1. Field of the Invention
The present invention relates to the field of computerized publication of documents, and more particularly to a method for publishing documents using XML on networks such as the Word Wide Web and the ability to publish documents for different device types such as computers, PDAs, cell phones and print.
2. Description of the Related Art
Web sites often present content which is constantly changing. Presenting current information to the outside world without requiring an inordinate amount of human effort and computing power is a major technical challenge to Web site designers.
Multimedia content including text, graphics, video and sound on the Internet needs to be highly adaptive. Recently the World Wide Web Consortium (W3C) adopted the Extensible Markup Language (XML) as a universal format for structured documents and data on the Web. The base specifications are XML 1.0, W3C Recommendation February '98. See online URL (www.w3.org) for more information. A content management system based on XML along with (Extensible Stylesheet Language) XSL enforces separation of content and presentation, thus allowing flexible rendering of the content to multiple device types. Similarly, such a content management system allows maximal reuse of information and data through the composition of XML fragments as well as ensures data integrity through the consistent use of information.
In addition to the availability of XML, new interfaces and devices are emerging, the diversity of users is increasing, machines are acting more and more on users' behalf, and net activities are possible for a wide range of business, leisure, education, and research activities.
Systems and methods are being developed for generating more flexible content and a capability to manage frequent changes to content. One system for achieving maximum flexibility and reuse is disclosed in the patent application entitled “Method and System for Efficiently Constructing And Consistently Publishing Web Documents” filed on Apr. 4, 1999 with application Ser. No. 09/283,542 with inventors JR Challenger et al. now [Pending] and commonly assigned herewith to International Business Machines. Disclosed is a system and method where the multimedia content is broken down into fragments that can be combined into published documents.
The use of XML in content management systems introduces the following new challenges:    1. A need exists to maintain information about the functional and semantic role of each richly tagged fragment. This information describes what the content is about, who the target audience is, and its relationship to a taxonomy or other fragments. The same mechanism should support efficient searches of particular fragments.    2. A need exists for an efficient method to track the effects of changes in a particular richly tagged fragment or style and propagate those changes throughout the information space.    3. A need exists for a user interface that shields the content contributor from knowing the underlying syntax and complexities of the XML documents;    4. A need exists for finding relevant document fragments on demand, keeping track of the dependencies between document fragments, transforming combinations of those document fragments into viewable pages available to multiple device types, and designing a content creation tool that does not overwhelm the contributor with the details and the complexities of the underlying system.
Accordingly, a need exists for a system and method that manages and publishes the information content of a Web site, or an Internet information portal, in a way that separates the information from the form and reuses the stored information and enables the presentation in the user interface to be customized for different audiences and target devices and media.

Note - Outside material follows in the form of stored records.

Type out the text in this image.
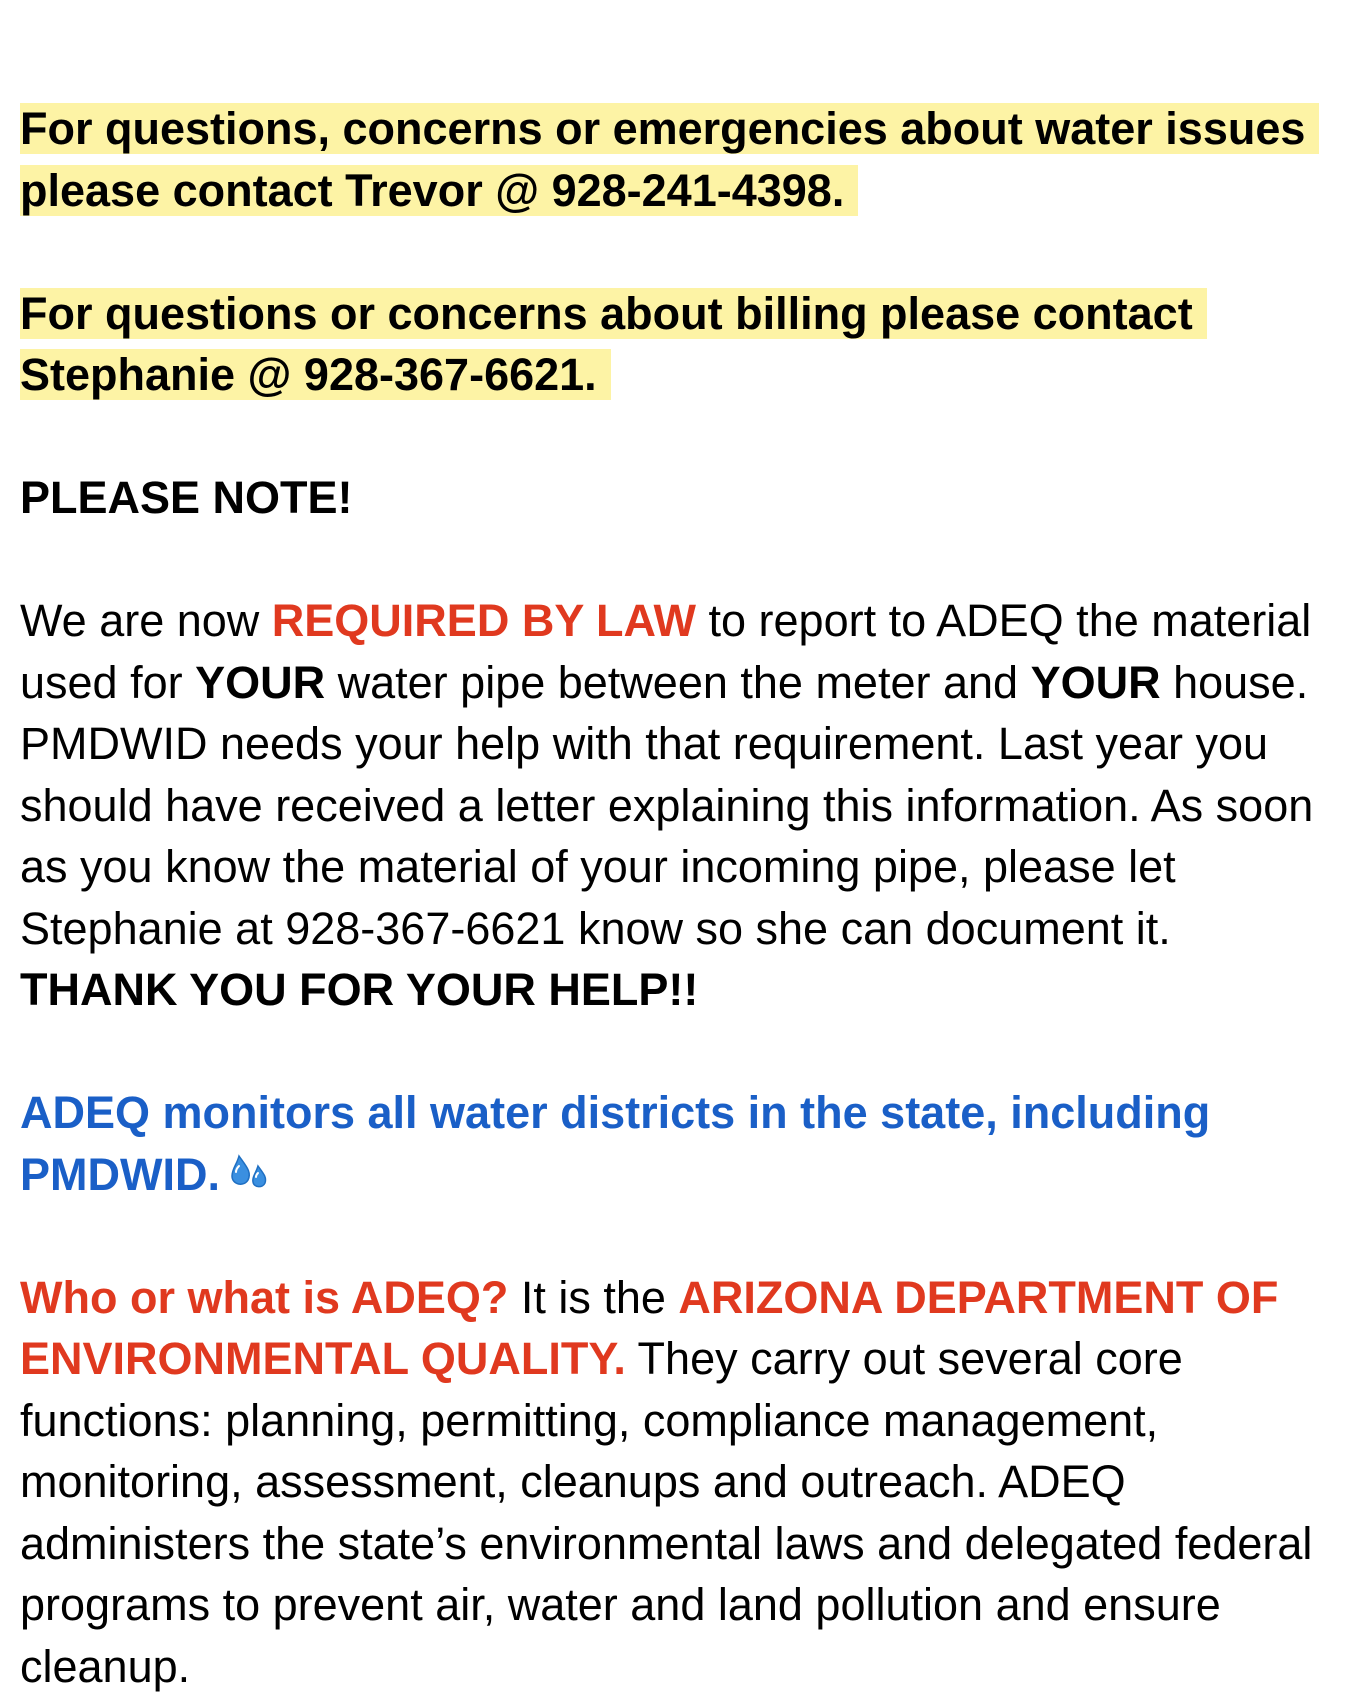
For questions, concerns or emergencies about water issues
please contact Trevor @ 928-241-4398.

For questions or concerns about billing please contact
Stephanie @ 928-367-6621.

PLEASE NOTE!

We are now REQUIRED BY LAW to report to ADEQ the material used for YOUR water pipe between the meter and YOUR house. PMDWID needs your help with that requirement. Last year you should have received a letter explaining this information. As soon as you know the material of your incoming pipe, please let Stephanie at 928-367-6621 know so she can document it.
THANK YOU FOR YOUR HELP!!

ADEQ monitors all water districts in the state, including PMDWID.

Who or what is ADEQ? It is the ARIZONA DEPARTMENT OF ENVIRONMENTAL QUALITY. They carry out several core functions: planning, permitting, compliance management, monitoring, assessment, cleanups and outreach. ADEQ administers the state’s environmental laws and delegated federal programs to prevent air, water and land pollution and ensure cleanup.
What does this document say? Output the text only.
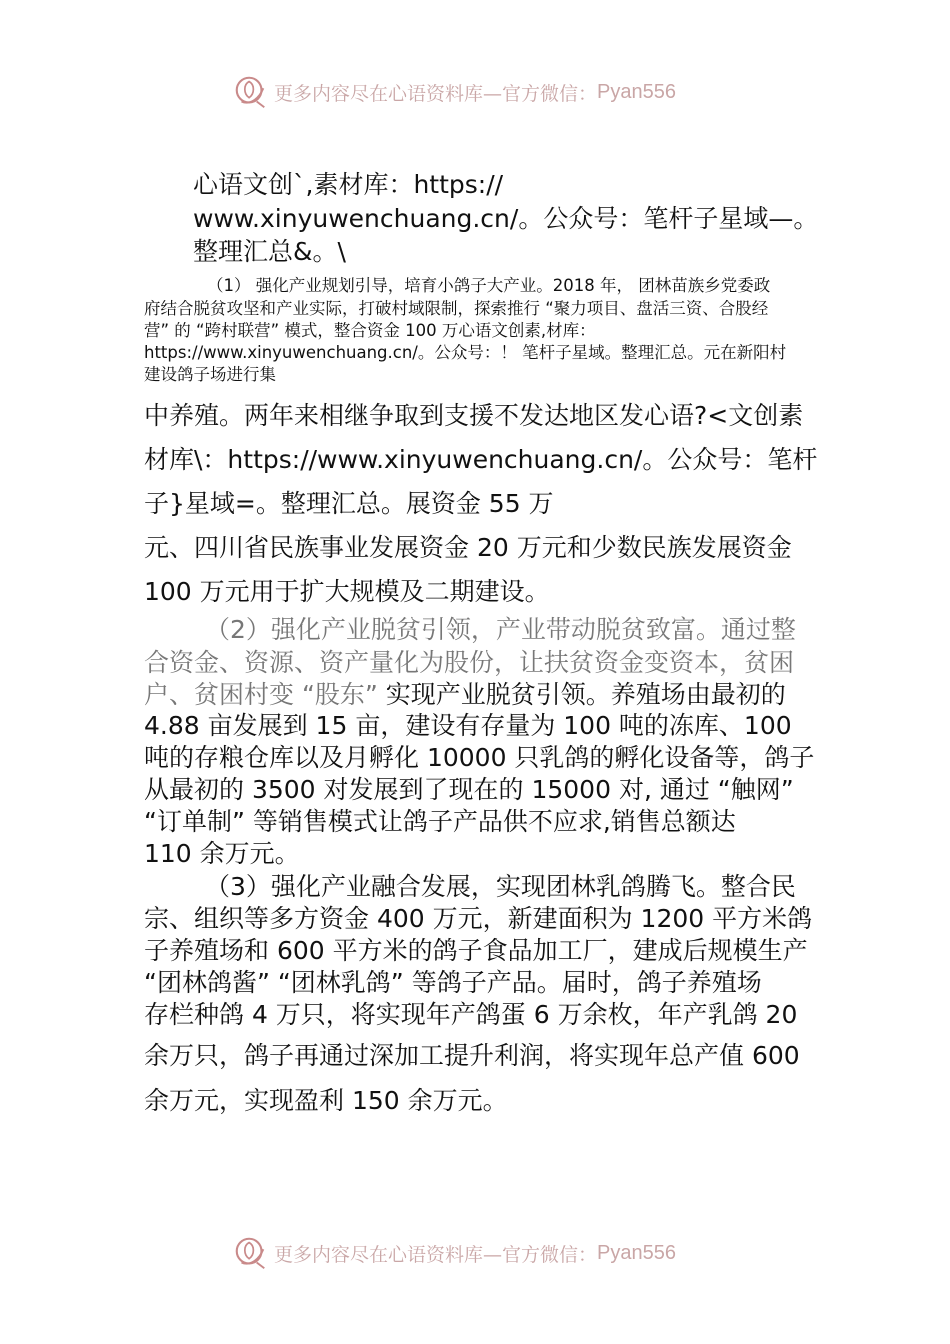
更多内容尽在心语资料库—官方微信： Pyan556

心语文创`,素材库：https://

www.xinyuwenchuang.cn/。公众号：笔杆子星域—。

整理汇总&。\

（1） 强化产业规划引导，培育小鸽子大产业。2018 年， 团林苗族乡党委政

府结合脱贫攻坚和产业实际，打破村域限制，探索推行 “聚力项目、盘活三资、合股经

营” 的 “跨村联营” 模式，整合资金 100 万心语文创素,材库：

https://www.xinyuwenchuang.cn/。公众号：！ 笔杆子星域。整理汇总。元在新阳村

建设鸽子场进行集

中养殖。两年来相继争取到支援不发达地区发心语?<文创素

材库\：https://www.xinyuwenchuang.cn/。公众号：笔杆

子}星域=。整理汇总。展资金 55 万

元、四川省民族事业发展资金 20 万元和少数民族发展资金

100 万元用于扩大规模及二期建设。

（2）强化产业脱贫引领，产业带动脱贫致富。通过整

合资金、资源、资产量化为股份，让扶贫资金变资本，贫困

户、贫困村变 “股东” 实现产业脱贫引领。养殖场由最初的

4.88 亩发展到 15 亩，建设有存量为 100 吨的冻库、100

吨的存粮仓库以及月孵化 10000 只乳鸽的孵化设备等，鸽子

从最初的 3500 对发展到了现在的 15000 对, 通过 “触网”

“订单制” 等销售模式让鸽子产品供不应求,销售总额达

110 余万元。

（3）强化产业融合发展，实现团林乳鸽腾飞。整合民

宗、组织等多方资金 400 万元，新建面积为 1200 平方米鸽

子养殖场和 600 平方米的鸽子食品加工厂，建成后规模生产

“团林鸽酱” “团林乳鸽” 等鸽子产品。届时，鸽子养殖场

存栏种鸽 4 万只，将实现年产鸽蛋 6 万余枚，年产乳鸽 20

余万只，鸽子再通过深加工提升利润，将实现年总产值 600

余万元，实现盈利 150 余万元。

更多内容尽在心语资料库—官方微信： Pyan556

Other prior art systems/tools that relate to the XML editing include markup languages that use XML to declaratively specify user interfaces, fully functioning editors, and systems that publish XML documents. Bluestone Software's XwingML [for more information refer to URL www.bluestone.com] enables the creation of Java Swing user interfaces without coding. The GUI (Graphical User Interface) is declaratively specified in XML and is translated into working Java code. This approach separates the GUI code from the application logic. Their DTD specifies the entire set of classes and properties for all of Swing components. However, the Bluestone Software's XwingML creates arbitrary interfaces in a declarative fashion rather than creating specific interfaces that reflect the document types for a given publishing environment. Accordingly a need exists for a method and tool to accomplish creating specific interfaces that reflect the document types for a given publishing environment.
Another prior art editor for XML is XmetaL, from Softquad, [refer to online URL www.xmetal.com] which is a flexible XML editor that supports three views into XML files. These views include raw XML mode, Tags-On mode that provides a WYSIWYG presentation with direct access to elements and attributes, and a full WYSIWYG mode in a word-processor like environment. The XmetaL tool although useful has the problem that separate style sheets need to be used to support the editing vs. the publishing process. In addition, one stylesheet may not include all of the elements that would be used on other platforms or for different uses. Accordingly, a content editor is needed that separates the content from presentation and the reusability of that content on different delivery environments such as PCs, PDAs and phones.
Still another prior art content editor system is Interwoven [refer to online URL www.interwoven.com] which is a complete publishing system that supports HTML as well as XML. It provides an end to end solution from content creation to promotion and publishing. It also has a templating tool that provides the means to produce form-based pages. However, its support of reusable fragments within the environment is rather limited and the publishing to viewable pages is performed using non-standard methods.
Accordingly a need exists for a method and tool to accomplish creating and reusing content fragments using standard methods for a given publishing environment.